OTTAWA — The Harper government is proposing seven minor amendments to legislation that would tighten voting rules for expatriates casting ballots from abroad.
Pierre Poilievre, the minister for democratic reform, says the changes will clarify some parts of the bill.
The legislation is designed to ensure that voters outside the country provide identification and proof of citizenship and vote only in the riding where they last resided.
One change would make it easier for an expatriate to get someone to vouch for their last residence.
The existing bill would require them to find someone from the same polling division, a small area with a riding.
The change would allow them to get an attestation from anyone living in the same constituency.
Poilievre, appearing before the procedure and House affairs committee, said the legislation speaks to a general belief of the Harper government.

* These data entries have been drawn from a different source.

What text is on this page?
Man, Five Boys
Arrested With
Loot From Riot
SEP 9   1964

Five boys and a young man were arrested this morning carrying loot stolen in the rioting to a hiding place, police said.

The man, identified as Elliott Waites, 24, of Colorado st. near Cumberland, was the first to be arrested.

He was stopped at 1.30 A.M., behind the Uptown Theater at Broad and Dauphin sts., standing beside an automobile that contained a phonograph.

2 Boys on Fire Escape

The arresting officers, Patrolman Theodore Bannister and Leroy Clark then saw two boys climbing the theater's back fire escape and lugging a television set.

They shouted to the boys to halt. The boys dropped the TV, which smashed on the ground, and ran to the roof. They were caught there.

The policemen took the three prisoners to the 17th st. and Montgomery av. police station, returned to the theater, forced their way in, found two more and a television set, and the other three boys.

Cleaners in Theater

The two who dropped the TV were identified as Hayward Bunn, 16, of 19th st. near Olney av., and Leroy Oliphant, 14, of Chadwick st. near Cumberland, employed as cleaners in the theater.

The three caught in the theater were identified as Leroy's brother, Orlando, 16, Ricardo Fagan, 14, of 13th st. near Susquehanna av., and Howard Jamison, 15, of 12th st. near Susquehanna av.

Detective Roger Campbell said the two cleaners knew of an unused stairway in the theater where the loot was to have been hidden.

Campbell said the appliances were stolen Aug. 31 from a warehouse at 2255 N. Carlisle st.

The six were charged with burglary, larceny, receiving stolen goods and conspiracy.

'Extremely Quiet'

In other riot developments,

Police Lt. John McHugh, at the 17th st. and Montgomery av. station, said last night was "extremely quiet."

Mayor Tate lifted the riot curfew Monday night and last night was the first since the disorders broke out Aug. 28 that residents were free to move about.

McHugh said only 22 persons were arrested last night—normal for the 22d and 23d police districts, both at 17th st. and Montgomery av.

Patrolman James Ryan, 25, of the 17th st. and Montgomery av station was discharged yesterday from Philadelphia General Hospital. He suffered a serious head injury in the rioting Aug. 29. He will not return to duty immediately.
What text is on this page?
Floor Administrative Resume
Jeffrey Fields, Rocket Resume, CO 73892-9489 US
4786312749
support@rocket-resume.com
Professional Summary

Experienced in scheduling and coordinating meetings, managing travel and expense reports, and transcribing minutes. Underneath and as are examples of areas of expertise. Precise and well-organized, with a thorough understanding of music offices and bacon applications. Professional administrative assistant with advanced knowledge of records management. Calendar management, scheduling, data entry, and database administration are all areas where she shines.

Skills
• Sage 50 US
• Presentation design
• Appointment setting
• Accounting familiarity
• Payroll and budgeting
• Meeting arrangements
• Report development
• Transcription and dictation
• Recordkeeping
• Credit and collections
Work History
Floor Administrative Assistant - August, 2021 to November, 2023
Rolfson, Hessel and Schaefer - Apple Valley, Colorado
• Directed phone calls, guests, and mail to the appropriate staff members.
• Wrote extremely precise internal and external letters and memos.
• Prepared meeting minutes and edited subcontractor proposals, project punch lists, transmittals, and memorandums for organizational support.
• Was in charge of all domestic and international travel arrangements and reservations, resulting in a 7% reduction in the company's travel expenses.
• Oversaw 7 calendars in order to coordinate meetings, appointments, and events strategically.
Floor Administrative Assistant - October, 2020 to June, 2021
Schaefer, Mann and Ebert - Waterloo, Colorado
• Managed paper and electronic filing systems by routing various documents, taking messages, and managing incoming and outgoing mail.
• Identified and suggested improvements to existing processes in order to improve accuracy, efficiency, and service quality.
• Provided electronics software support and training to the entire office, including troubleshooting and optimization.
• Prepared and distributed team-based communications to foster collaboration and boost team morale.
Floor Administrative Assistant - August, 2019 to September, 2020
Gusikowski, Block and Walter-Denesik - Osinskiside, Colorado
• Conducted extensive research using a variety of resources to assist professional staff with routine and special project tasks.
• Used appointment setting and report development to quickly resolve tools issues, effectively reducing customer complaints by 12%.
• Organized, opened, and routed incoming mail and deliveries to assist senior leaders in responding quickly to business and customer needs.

“We believe that people should provide identification when they vote,” he said.
The opposition calls the bill an attempt at suppressing the vote in the wake of the government’s controversial Fair Elections Act.
“This is just the ’unfair elections act,’ part 2,” said New Democrat David Christopherson.
Liberal Kevin Lamoureux said the government appears to be frightened. “It seems the government is paranoid about our elections.”
Among other provisions, the bill would also attempt to ensure that non-citizens — an estimated 40,000 of whom are on the national voters registry, according to Elections Canada — are not allowed to cast ballots.
It would authorize the minister of citizenship and immigration to provide the chief electoral officer with the names, gender, birthdates and addresses of non-citizens. Elections Canada could then use that information to remove non-citizens from the voters’ list.